Oh boy, the Hershey fiasco! As a comparison reviewer, I’d say this ERP rollout failure really puts a spotlight on the importance of methodical planning and execution. Hershey’s experience seems like a cautionary tale that mirrors some of the worst ERP nightmares out there.
ERP Choices Matter
First up, let’s talk alternatives. Sure, SAP R/3 is renowned, but not all tools fit every company. Hershey probably should’ve done a more thorough comparison with other ERP systems like Oracle E-Business Suite or Microsoft Dynamics.

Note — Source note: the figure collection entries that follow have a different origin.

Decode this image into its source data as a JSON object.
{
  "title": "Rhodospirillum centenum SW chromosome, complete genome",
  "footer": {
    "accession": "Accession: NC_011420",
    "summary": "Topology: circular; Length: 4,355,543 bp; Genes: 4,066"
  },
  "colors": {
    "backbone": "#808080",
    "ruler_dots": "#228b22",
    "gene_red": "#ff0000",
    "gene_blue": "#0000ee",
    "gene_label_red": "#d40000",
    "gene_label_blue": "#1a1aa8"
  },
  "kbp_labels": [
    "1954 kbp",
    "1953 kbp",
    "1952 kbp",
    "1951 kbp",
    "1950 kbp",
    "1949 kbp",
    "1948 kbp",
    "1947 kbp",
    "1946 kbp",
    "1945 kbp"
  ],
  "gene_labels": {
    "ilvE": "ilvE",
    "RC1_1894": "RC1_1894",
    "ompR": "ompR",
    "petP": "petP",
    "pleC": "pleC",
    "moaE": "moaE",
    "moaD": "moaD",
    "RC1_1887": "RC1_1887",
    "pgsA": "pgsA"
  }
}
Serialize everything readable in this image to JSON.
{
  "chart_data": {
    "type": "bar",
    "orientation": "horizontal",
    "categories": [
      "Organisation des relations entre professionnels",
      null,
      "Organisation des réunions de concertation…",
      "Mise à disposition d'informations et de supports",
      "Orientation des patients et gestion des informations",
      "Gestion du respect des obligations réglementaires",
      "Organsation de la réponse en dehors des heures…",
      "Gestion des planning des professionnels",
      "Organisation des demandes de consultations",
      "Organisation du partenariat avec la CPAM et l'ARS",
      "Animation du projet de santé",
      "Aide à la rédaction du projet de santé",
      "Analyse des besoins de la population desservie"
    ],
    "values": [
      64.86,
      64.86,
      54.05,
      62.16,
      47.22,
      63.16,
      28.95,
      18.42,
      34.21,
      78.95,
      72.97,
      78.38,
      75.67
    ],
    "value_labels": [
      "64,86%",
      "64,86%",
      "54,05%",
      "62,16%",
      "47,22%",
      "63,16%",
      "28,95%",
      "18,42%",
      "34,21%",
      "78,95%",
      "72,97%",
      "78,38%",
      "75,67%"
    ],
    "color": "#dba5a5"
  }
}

These alternatives could potentially offer more gradual implementation processes, lessening the risk inherent to a full-scale deployment.
Misaligned Business Strategy
Implementing an ERP system shouldn’t feel like Jackson Pollock painting – chaotic and all over the place. By choosing to go full throttle during Halloween, Hershey failed to align its tech upgrade with its business cycles. Critical lesson: always consider the timing and impact on the busiest business periods!
Training vs. System Stability
Totally with @byteguru on the training. Training is crucial, but it’s almost futile if the system itself isn’t fully tested and stable. It’s like giving someone a race car to drive without ensuring the engine works. If the ERP system is full of bugs, no amount of employee training will save the day.
Customer & Retailer Trust
Losing retailer trust is like depriving your car of oil – it might keep running for a while, but eventually, it’ll seize up. Hershey’s distribution failures and order processing delays were catastrophic on retail relations. Competitors, as @techchizkid alluded to, were licking their chops to grab that market share.
Deeper Rooted Issues
Beyond ERP selection and implementation strategy, this was undoubtedly a failure in robust project management. If Hershey had taken incremental steps or executed a comprehensive pilot program, the scale of the disaster would likely have been mitigated.
Real Takeaways:
- ERP Vetting: Invest substantial time in choosing the right ERP and consider alternatives.
- Strategic Rollout: Implement incrementally, specifically targeting non-peak business periods.
- Stakeholder Collaboration: Active involvement of stakeholders, right from initial planning to execution and post-implementation.
- Risk Management: Have a robust risk mitigation plan to foresee and manage potential failures.
- Competitor Analysis: Look more closely at how your competitors are handling similar implementations – valuable lessons might be hidden there.
To be honest, it’s a combination of these elements that could steer future implementations in a more successful direction. Hershey’s story should be a must-read for any company embarking on an ERP journey.